Payne’s Introduction to the Game of Draughts. 1756.

To the right hon. William Henry, earl of Rochford, etc.


WHEN I take the liberty of addressing to your lordship a treatise on the game of draughts, I easily foresee, that I shall be in danger of suffering ridicule on one part, while I am gaining honour on the other; and that many, who may envy me the distinction of approaching you, will deride the present I presume to offer.

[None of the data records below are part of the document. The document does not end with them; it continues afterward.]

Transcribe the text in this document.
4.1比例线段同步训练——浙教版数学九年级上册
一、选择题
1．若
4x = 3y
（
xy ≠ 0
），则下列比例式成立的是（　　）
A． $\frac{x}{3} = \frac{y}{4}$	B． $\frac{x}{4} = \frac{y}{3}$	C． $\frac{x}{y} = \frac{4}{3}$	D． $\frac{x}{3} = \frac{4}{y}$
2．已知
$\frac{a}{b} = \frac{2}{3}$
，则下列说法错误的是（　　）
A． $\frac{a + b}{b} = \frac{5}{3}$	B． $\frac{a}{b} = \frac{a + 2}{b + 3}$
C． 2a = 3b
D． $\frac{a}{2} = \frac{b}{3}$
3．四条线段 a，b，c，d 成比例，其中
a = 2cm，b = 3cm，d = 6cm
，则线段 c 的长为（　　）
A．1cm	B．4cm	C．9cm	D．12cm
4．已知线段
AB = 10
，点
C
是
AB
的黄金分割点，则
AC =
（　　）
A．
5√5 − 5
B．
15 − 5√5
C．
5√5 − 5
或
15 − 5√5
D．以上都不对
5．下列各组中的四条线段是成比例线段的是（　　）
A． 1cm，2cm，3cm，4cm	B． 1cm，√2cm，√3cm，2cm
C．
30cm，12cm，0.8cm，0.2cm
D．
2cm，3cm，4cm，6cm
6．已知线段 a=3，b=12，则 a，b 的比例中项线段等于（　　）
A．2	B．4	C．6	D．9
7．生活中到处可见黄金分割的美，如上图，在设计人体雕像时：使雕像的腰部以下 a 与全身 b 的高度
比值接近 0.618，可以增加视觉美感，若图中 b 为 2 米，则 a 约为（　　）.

Had I considered this little volume, as having no purpose beyond that of teaching a game, I should, indeed, have left it to take its fate without a patron. Triflers may find or make any thing a trifle; but, since it is the great characteristick of a wise man to see events in their causes, to obviate consequences, and ascertain contingencies, your lordship will think nothing a trifle, by which the mind is inured to caution, foresight, and circumspection. The same skill, and often the same degree of skill, is exerted in great and little things; and your lordship may, sometimes, exercise, on a harmless game[1], those abilities which have been so happily employed in the service of your country.
I am, my lord,
Your lordship’s most obliged, most obedient,
and most humble servant,


[1] The game of draughts, we know, is peculiarly calculated to fix the attention, without straining it. There is a composure and gravity in draughts, which insensibly tranquillises the mind; and, accordingly, the Dutch are fond of it, as they are of smoking, of the sedative influence of which, though he himself (Dr. Johnson) never smoked, he had a high opinion.–Journal of a Tour to the Hebrides. 3rd edit. p. 48.

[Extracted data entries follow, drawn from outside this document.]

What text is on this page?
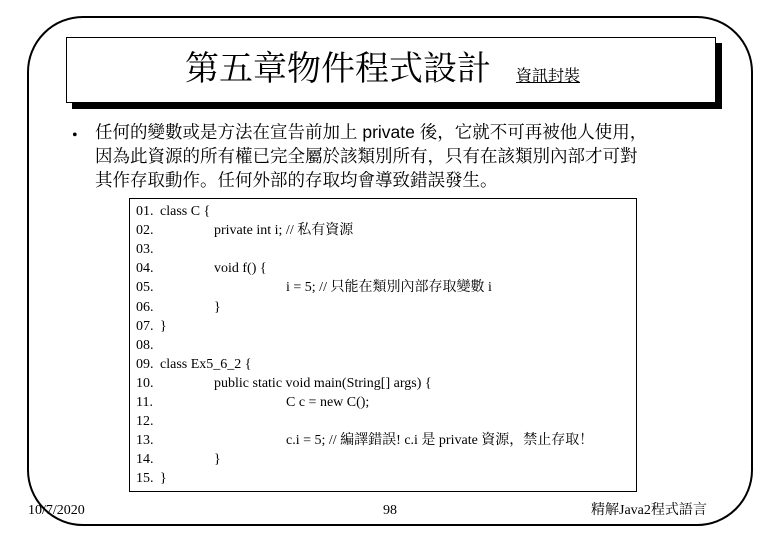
第五章物件程式設計 資訊封裝
• 任何的變數或是方法在宣告前加上 private 後，它就不可再被他人使用，
因為此資源的所有權已完全屬於該類別所有，只有在該類別內部才可對
其作存取動作。任何外部的存取均會導致錯誤發生。
01. class C {
02.	private int i; // 私有資源
03.
04.	void f() {
05.	i = 5; // 只能在類別內部存取變數 i
06.	}
07. }
08.
09. class Ex5_6_2 {
10.	public static void main(String[] args) {
11.	C c = new C();
12.
13.	c.i = 5; // 編譯錯誤! c.i 是 private 資源，禁止存取！
14.	}
15. }
10/7/2020	98	精解Java2程式語言
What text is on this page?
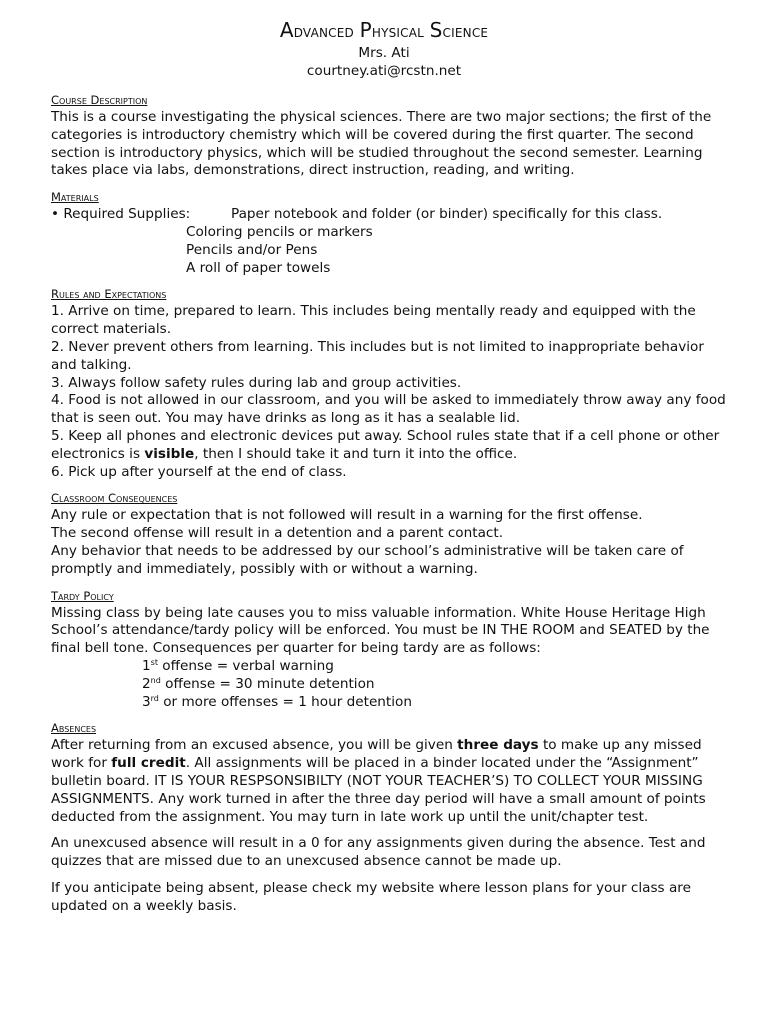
Advanced Physical Science
Mrs. Ati
courtney.ati@rcstn.net
Course Description

This is a course investigating the physical sciences. There are two major sections; the first of the categories is introductory chemistry which will be covered during the first quarter. The second section is introductory physics, which will be studied throughout the second semester. Learning takes place via labs, demonstrations, direct instruction, reading, and writing.

Materials
• Required Supplies:	Paper notebook and folder (or binder) specifically for this class.
Coloring pencils or markers
Pencils and/or Pens
A roll of paper towels
Rules and Expectations

1. Arrive on time, prepared to learn. This includes being mentally ready and equipped with the correct materials.

2. Never prevent others from learning. This includes but is not limited to inappropriate behavior and talking.

3. Always follow safety rules during lab and group activities.

4. Food is not allowed in our classroom, and you will be asked to immediately throw away any food that is seen out. You may have drinks as long as it has a sealable lid.

5. Keep all phones and electronic devices put away. School rules state that if a cell phone or other electronics is visible, then I should take it and turn it into the office.

6. Pick up after yourself at the end of class.

Classroom Consequences

Any rule or expectation that is not followed will result in a warning for the first offense.

The second offense will result in a detention and a parent contact.

Any behavior that needs to be addressed by our school’s administrative will be taken care of promptly and immediately, possibly with or without a warning.

Tardy Policy

Missing class by being late causes you to miss valuable information. White House Heritage High School’s attendance/tardy policy will be enforced. You must be IN THE ROOM and SEATED by the final bell tone. Consequences per quarter for being tardy are as follows:

1st offense = verbal warning
2nd offense = 30 minute detention
3rd or more offenses = 1 hour detention
Absences

After returning from an excused absence, you will be given three days to make up any missed work for full credit. All assignments will be placed in a binder located under the “Assignment” bulletin board. IT IS YOUR RESPSONSIBILTY (NOT YOUR TEACHER’S) TO COLLECT YOUR MISSING ASSIGNMENTS. Any work turned in after the three day period will have a small amount of points deducted from the assignment. You may turn in late work up until the unit/chapter test.

An unexcused absence will result in a 0 for any assignments given during the absence. Test and quizzes that are missed due to an unexcused absence cannot be made up.

If you anticipate being absent, please check my website where lesson plans for your class are updated on a weekly basis.
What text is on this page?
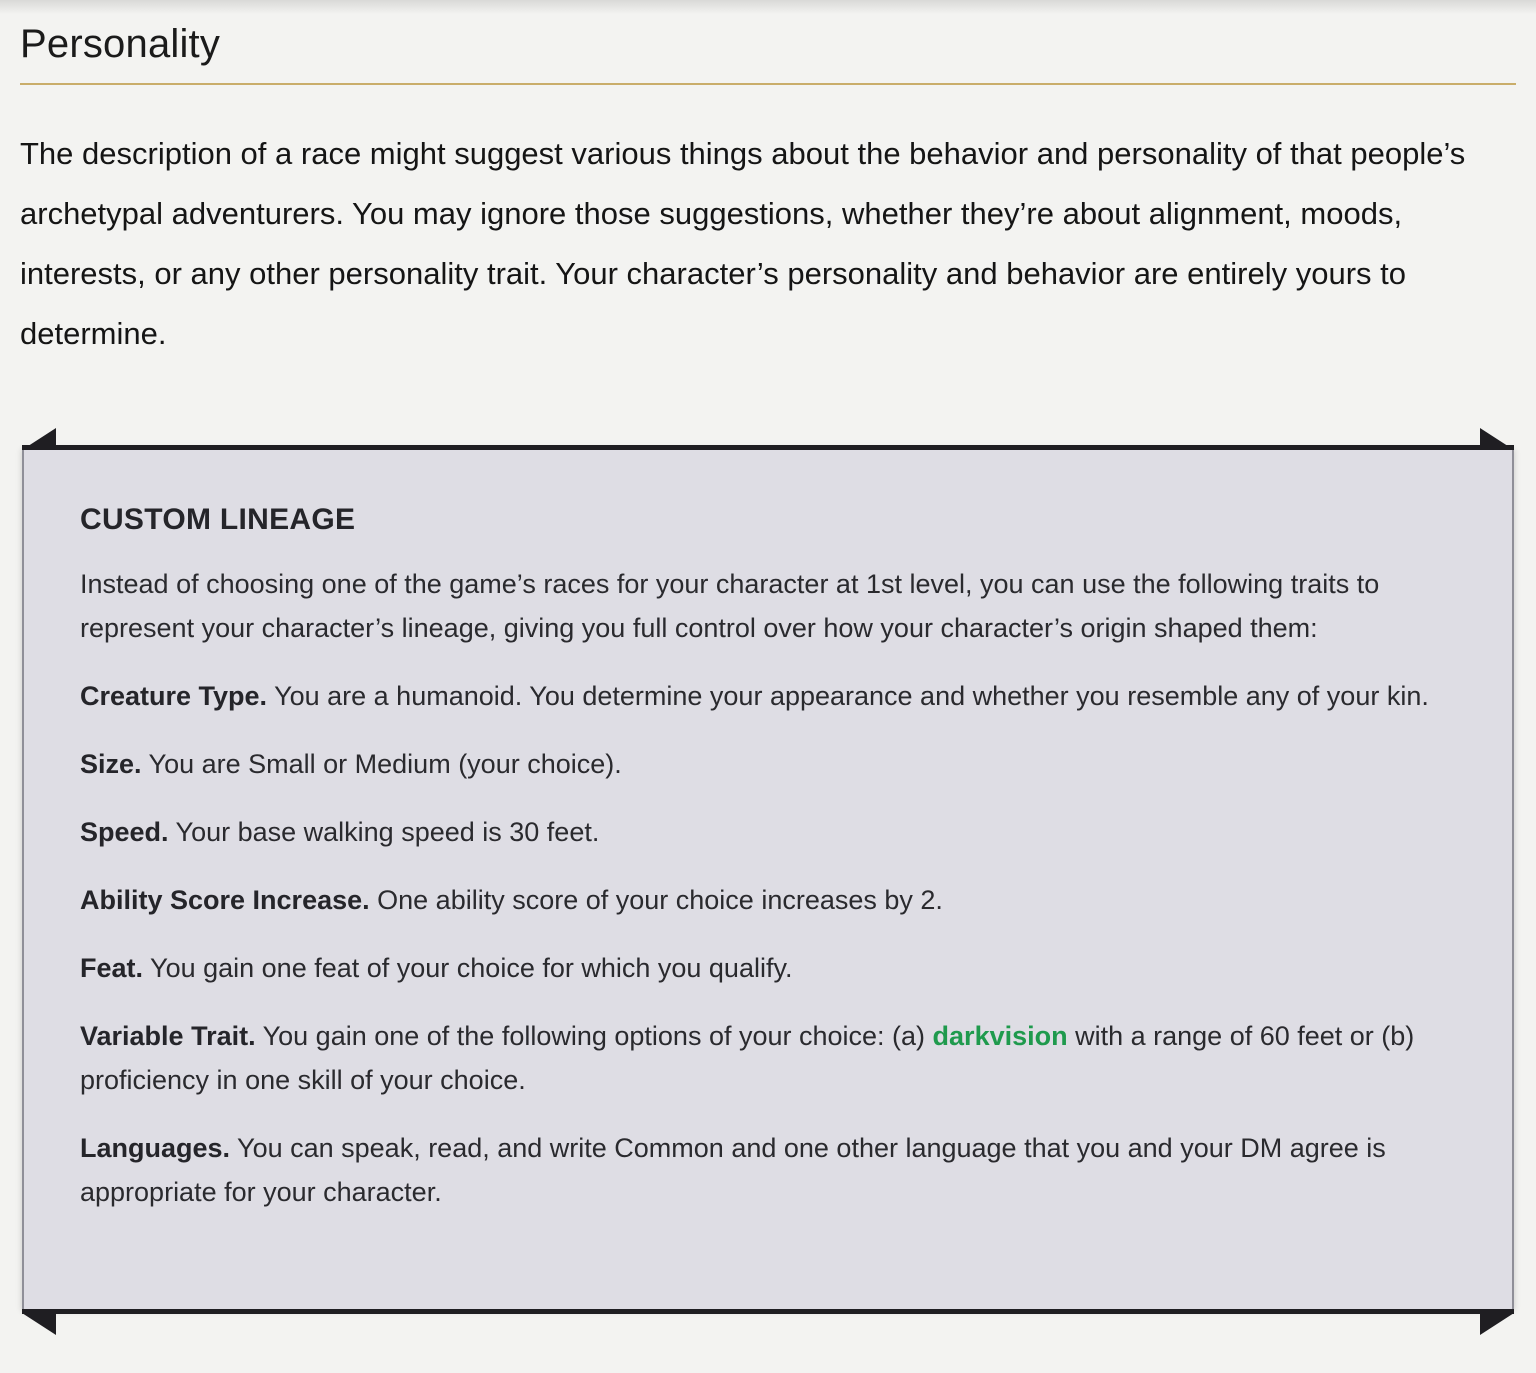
Personality

The description of a race might suggest various things about the behavior and personality of that people’s archetypal adventurers. You may ignore those suggestions, whether they’re about alignment, moods, interests, or any other personality trait. Your character’s personality and behavior are entirely yours to determine.

CUSTOM LINEAGE

Instead of choosing one of the game’s races for your character at 1st level, you can use the following traits to represent your character’s lineage, giving you full control over how your character’s origin shaped them:

Creature Type. You are a humanoid. You determine your appearance and whether you resemble any of your kin.

Size. You are Small or Medium (your choice).

Speed. Your base walking speed is 30 feet.

Ability Score Increase. One ability score of your choice increases by 2.

Feat. You gain one feat of your choice for which you qualify.

Variable Trait. You gain one of the following options of your choice: (a) darkvision with a range of 60 feet or (b) proficiency in one skill of your choice.

Languages. You can speak, read, and write Common and one other language that you and your DM agree is appropriate for your character.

The Evangelical History of Jesus Christ harmonized, explained and illustrated[1]. 2 vols. 8vo. 1758.

To the lords spiritual and temporal, and commons in parliament assembled.

That we are fallen upon an age in which corruption is barely not universal, is universally confessed. Venality sculks no longer in the dark, but snatches the bribe in publick; and prostitution issues forth without shame, glittering with the ornaments of successful wickedness. Rapine preys on the publick without opposition, and perjury betrays it without inquiry. Irreligion is not only avowed, but boasted; and the pestilence that used to walk in darkness, is now destroying at noonday.

Shall this be the state of the English nation; and shall her lawgivers behold it without regard? Must the torrent continue to roll on, till it shall sweep us into the gulf of perdition? Surely there will come a time, when the careless shall be frighted, and the sluggish shall be roused; when every passion shall be put upon the guard by the dread of general depravity; when he who laughs at wickedness in his companion, shall start from it in his child; when the man who fears not for his soul, shall tremble for his possessions; when it shall be discovered that religion only can secure the rich from robbery, and the poor from oppression; can defend the state from treachery, and the throne from assassination.

If this time be ever to come, let it come quickly: a few years longer, and, perhaps, all endeavours will be vain: we may be swallowed by an earthquake; we may be delivered to our enemies, or abandoned to that discord, which must inevitably prevail among men that have lost all sense of divine superintendence, and have no higher motive of action or forbearance, than present opinion of present interest.